Muscular overexertion may present as muscle soreness, muscle stiffness, and muscle spasm. According to the muscle spasm hypothesis of muscle soreness, ischemia to the muscles release pain substances from the muscle fibers and stimulate the pain receptors, resulting in reflex spastic contractions and a continued cycle of ischemia and pain, Stretching the muscles helps reduce the spasms and associated pain. According it) the tissue damage hypothesis, micro-tears occur and pain/soreness results from the nerve - endings being stimulated by muscle tissue swelling. Proper massage aid in reducing tissue edema, and decreasing accompanying muscle spasm. Ice applications or other forms of cryotherapy, and pool training, may facilitate the body's healing response. Appropriate rest will allow microscopic damage of the tissue to heal.

Active range of motion, also called dynamic flexibility, refers to the degree to which a joint can be moved by a muscle contraction, usually through the mid-range of movement. Dynamic flexibility is not necessarily a good indicator of the stiffness or looseness of a joint because it applies to the ability to move a joint efficiently, with little resistance to motion.

Passive range of motion, sometimes called static flexibility, refers to the degree to which a joint may be passively moved to the endpoints in the range of motion. No muscle contraction is involved to move a joint through a passive range.

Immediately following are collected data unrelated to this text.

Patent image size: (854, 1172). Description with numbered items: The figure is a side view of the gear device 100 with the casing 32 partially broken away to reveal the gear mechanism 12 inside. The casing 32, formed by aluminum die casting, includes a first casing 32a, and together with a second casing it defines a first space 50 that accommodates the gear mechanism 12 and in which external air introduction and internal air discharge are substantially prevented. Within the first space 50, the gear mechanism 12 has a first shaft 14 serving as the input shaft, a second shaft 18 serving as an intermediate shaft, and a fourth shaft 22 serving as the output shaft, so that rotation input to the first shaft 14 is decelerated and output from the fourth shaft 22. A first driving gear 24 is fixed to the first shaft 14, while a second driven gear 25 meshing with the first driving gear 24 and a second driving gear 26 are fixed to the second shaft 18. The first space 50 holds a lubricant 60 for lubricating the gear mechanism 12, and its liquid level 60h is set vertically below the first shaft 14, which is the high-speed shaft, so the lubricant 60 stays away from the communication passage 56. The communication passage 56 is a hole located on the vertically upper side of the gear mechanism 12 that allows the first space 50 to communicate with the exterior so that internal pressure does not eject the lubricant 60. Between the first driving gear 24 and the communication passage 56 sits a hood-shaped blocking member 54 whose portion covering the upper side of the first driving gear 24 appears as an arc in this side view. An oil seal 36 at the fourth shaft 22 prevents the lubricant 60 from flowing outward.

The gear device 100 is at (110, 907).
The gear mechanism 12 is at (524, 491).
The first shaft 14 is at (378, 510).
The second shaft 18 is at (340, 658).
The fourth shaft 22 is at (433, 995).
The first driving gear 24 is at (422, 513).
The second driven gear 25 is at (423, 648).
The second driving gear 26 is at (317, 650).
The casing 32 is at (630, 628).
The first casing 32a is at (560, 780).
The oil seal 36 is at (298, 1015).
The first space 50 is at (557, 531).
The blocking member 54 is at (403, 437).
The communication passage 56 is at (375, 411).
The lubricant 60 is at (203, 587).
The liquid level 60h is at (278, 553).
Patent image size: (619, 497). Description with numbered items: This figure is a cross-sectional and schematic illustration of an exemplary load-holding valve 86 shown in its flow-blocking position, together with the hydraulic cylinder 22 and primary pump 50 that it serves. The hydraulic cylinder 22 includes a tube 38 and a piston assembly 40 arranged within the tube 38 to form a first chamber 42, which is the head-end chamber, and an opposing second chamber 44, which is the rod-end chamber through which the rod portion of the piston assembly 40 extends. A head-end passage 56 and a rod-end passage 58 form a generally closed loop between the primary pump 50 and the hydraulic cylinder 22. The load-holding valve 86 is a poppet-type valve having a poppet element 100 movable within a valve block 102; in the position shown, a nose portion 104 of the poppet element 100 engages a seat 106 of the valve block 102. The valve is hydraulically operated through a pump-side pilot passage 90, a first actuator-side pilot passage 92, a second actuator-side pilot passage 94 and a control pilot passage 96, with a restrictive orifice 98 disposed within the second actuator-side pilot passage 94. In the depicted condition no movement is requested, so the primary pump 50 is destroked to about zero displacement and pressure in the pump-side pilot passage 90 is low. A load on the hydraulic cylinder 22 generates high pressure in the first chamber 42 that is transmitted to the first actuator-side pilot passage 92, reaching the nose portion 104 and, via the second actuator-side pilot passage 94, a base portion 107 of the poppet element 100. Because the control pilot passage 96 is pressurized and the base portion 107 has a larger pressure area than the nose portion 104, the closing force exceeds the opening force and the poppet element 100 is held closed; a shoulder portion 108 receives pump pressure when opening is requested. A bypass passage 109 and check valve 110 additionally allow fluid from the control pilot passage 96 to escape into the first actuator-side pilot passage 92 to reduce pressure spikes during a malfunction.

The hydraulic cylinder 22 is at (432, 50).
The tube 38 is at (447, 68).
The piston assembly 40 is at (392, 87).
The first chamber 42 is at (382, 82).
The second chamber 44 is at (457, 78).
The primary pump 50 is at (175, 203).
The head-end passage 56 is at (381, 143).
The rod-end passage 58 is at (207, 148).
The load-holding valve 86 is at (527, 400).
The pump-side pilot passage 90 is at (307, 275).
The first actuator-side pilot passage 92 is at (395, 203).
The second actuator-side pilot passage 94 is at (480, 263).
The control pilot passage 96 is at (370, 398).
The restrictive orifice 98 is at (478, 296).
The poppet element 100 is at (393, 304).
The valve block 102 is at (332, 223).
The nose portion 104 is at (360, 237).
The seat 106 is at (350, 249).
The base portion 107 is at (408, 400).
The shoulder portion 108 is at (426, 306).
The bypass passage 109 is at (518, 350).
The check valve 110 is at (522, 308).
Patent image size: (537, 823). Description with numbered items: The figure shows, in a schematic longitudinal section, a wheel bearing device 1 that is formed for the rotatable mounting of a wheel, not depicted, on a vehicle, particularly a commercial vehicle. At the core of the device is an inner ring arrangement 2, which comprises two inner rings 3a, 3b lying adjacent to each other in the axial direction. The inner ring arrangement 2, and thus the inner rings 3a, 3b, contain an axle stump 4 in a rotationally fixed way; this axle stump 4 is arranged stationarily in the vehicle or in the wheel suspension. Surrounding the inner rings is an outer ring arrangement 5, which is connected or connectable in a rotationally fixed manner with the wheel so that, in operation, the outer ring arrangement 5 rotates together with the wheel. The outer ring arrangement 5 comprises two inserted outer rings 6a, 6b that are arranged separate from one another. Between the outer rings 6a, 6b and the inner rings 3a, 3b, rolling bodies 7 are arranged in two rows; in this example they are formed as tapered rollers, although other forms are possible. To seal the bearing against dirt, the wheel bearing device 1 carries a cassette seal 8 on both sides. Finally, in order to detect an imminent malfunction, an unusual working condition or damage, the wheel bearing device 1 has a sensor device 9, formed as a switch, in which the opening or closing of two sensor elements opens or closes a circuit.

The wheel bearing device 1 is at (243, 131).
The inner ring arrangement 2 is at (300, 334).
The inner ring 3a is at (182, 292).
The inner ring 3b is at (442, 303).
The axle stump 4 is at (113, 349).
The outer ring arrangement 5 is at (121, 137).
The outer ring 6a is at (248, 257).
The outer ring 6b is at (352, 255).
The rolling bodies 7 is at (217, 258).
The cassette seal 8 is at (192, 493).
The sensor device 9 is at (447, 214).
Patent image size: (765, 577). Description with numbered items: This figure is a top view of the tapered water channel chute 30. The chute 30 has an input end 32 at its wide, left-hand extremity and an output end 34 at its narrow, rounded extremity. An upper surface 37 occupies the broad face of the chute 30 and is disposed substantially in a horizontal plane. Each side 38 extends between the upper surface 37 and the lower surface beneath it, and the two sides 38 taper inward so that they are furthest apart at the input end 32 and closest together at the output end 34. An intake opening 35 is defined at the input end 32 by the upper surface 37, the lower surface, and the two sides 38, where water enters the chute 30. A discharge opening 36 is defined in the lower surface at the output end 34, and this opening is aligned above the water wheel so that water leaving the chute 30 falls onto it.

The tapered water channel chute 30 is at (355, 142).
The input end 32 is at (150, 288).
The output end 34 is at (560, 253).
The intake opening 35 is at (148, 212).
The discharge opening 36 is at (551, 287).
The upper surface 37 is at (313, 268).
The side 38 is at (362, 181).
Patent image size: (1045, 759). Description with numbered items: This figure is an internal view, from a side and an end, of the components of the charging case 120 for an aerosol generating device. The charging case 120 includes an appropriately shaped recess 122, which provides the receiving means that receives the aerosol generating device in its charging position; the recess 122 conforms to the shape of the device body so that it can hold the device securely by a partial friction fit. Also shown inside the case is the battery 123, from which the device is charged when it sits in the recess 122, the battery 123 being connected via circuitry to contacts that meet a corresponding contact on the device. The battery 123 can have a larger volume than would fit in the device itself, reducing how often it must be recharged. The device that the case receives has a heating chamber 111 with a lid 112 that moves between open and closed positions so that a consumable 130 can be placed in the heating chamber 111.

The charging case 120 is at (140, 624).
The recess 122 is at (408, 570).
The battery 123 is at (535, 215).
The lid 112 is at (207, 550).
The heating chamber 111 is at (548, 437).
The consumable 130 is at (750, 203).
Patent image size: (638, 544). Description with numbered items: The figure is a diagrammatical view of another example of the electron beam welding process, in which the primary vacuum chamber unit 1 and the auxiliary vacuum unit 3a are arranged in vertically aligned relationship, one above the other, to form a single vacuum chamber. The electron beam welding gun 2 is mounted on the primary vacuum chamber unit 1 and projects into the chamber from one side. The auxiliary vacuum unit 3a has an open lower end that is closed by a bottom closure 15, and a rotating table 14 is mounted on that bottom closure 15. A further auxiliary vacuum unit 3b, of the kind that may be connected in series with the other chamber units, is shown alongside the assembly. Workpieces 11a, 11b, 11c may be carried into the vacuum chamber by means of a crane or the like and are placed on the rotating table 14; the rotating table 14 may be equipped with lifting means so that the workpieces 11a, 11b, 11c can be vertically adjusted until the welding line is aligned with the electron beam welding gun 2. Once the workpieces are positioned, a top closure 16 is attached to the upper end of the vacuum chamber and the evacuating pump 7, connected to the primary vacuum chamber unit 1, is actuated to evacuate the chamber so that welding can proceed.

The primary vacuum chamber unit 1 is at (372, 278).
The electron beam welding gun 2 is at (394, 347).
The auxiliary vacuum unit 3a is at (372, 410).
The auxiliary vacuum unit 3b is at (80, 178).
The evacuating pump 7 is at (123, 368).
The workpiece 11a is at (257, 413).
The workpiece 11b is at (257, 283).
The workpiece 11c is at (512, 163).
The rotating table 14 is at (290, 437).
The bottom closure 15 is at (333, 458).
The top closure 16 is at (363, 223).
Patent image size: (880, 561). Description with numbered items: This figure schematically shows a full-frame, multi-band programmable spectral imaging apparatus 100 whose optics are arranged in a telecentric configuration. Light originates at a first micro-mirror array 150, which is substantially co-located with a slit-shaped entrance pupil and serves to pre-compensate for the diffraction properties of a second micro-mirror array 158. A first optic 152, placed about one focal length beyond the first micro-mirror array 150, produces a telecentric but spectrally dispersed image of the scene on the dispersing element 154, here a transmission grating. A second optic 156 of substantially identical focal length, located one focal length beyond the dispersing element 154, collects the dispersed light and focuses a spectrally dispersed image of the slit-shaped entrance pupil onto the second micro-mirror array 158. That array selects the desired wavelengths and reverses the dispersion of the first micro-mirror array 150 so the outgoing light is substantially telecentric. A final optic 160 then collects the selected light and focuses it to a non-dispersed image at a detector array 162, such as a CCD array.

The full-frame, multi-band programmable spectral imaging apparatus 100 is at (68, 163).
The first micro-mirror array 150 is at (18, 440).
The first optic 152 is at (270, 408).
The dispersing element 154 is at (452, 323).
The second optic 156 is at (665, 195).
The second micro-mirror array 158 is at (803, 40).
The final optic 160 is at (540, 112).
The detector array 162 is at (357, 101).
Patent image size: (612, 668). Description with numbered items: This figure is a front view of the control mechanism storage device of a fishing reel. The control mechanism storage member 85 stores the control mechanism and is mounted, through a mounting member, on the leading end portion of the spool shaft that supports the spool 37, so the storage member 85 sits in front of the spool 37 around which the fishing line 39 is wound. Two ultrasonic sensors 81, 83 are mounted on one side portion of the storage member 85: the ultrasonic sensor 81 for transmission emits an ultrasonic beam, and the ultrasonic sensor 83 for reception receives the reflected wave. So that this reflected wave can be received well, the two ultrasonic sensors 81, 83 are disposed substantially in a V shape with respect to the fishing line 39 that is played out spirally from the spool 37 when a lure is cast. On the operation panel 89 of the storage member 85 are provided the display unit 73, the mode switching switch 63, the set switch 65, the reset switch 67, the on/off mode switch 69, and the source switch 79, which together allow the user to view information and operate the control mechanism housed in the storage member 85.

When a muscle actively contracts, it produces a joint movement through a specific range of motion. However, if passive pressure is applied to an extremity, it is capable of moving farther in the range of motion. It is essential in sport activities that an extremity is capable of moving through a non-restricted range of motion. For example, a hurdler who cannot fully extend the knee joint in a normal stride is at considerable disadvantage because stride length and thus speed will be reduced significantly.

Passive range of motion is important for injury prevention. There are many situations in sport in which a muscle is forced to stretch beyond its normal active limits. If the muscle does not have enough elasticity to compensate for this additional stretch, it is likely that the musculotendinous unit will be injured.